According to the report by Gartner, Worldwide shipments of PCs, tablets, and smartphones are expected to exceed 2.3 billion units in 2017, a decline of 0.3 percent from 2016.
However, the report said that the market is forecast to return to growth in 2018 with a 1.6 percent increase in shipments.
"End-user spending continues to shift from low-cost "utility" phones toward higher priced "basic" and "premium" smartphones. The smartphone market is now more dependent on new devices that offer something different, as users are extending their purchasing cycles and need to be enticed to make a replacement, the report added.
"Overall, the shipment growth of the device market is steady for the first time in many years," said Ranjit Atwal, research director at Gartner.
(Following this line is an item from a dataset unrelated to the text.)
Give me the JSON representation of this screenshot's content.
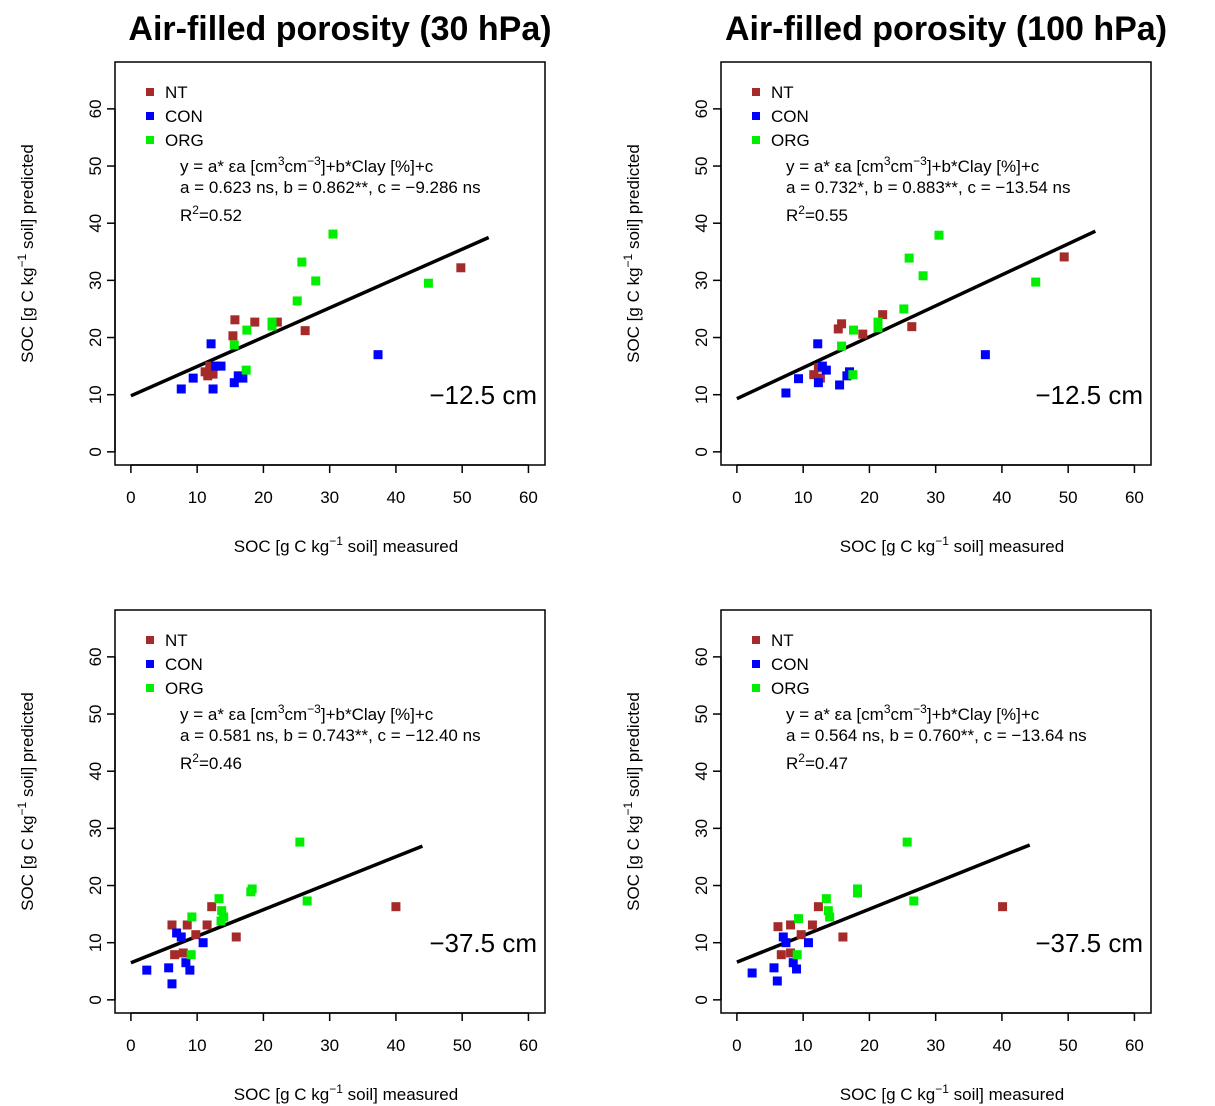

"The Samsung S8 and S8 Plus have had a strong impact so far in 2017, with users undeterred by battery issues that affected the Note 7 at the end of 2016. This good start points to a rebound for Samsung," said Roberta Cozza research director at Gartner. "Continued premium smartphone growth in 2017 will also be highly dependent on the forthcoming anniversary edition of Apple's iPhone, which should bring more drastic feature and design upgrades than the last few iterations. Recent announcements from Apple indicate that some new technologies and functionalities may also appear in the next iPhone in areas like augmented reality and improved machine learning."
He said, "PC shipments are slightly lower while smartphone shipments are slightly higher - leading to a slight downward revision in shipments from the previous forecast."
Gartner pointed out that, PC shipments are on pace to drop 3 percent in 2017, but the rate of decline is slower than in recent years, alleviated by Windows 10 replacement purchasing. Prices for components such as DRAM memory and SSD hard drives continue to rise, creating headwinds for the global PC market and - to a lesser extent - the smartphone market. The impact of component pricing on PCs is being reduced for buyers as producers absorb some of the cost into their margins - fearing the alternative of a reduction of their share of a competitive market.
"PC buyers continue to put quality and functionality ahead of price," said Atwal. "Many organizations are coming to the end of their evaluation periods for Windows 10, and are now increasing the speed at which they adopt new PCs as they see the clear benefits of better security and newer hardware."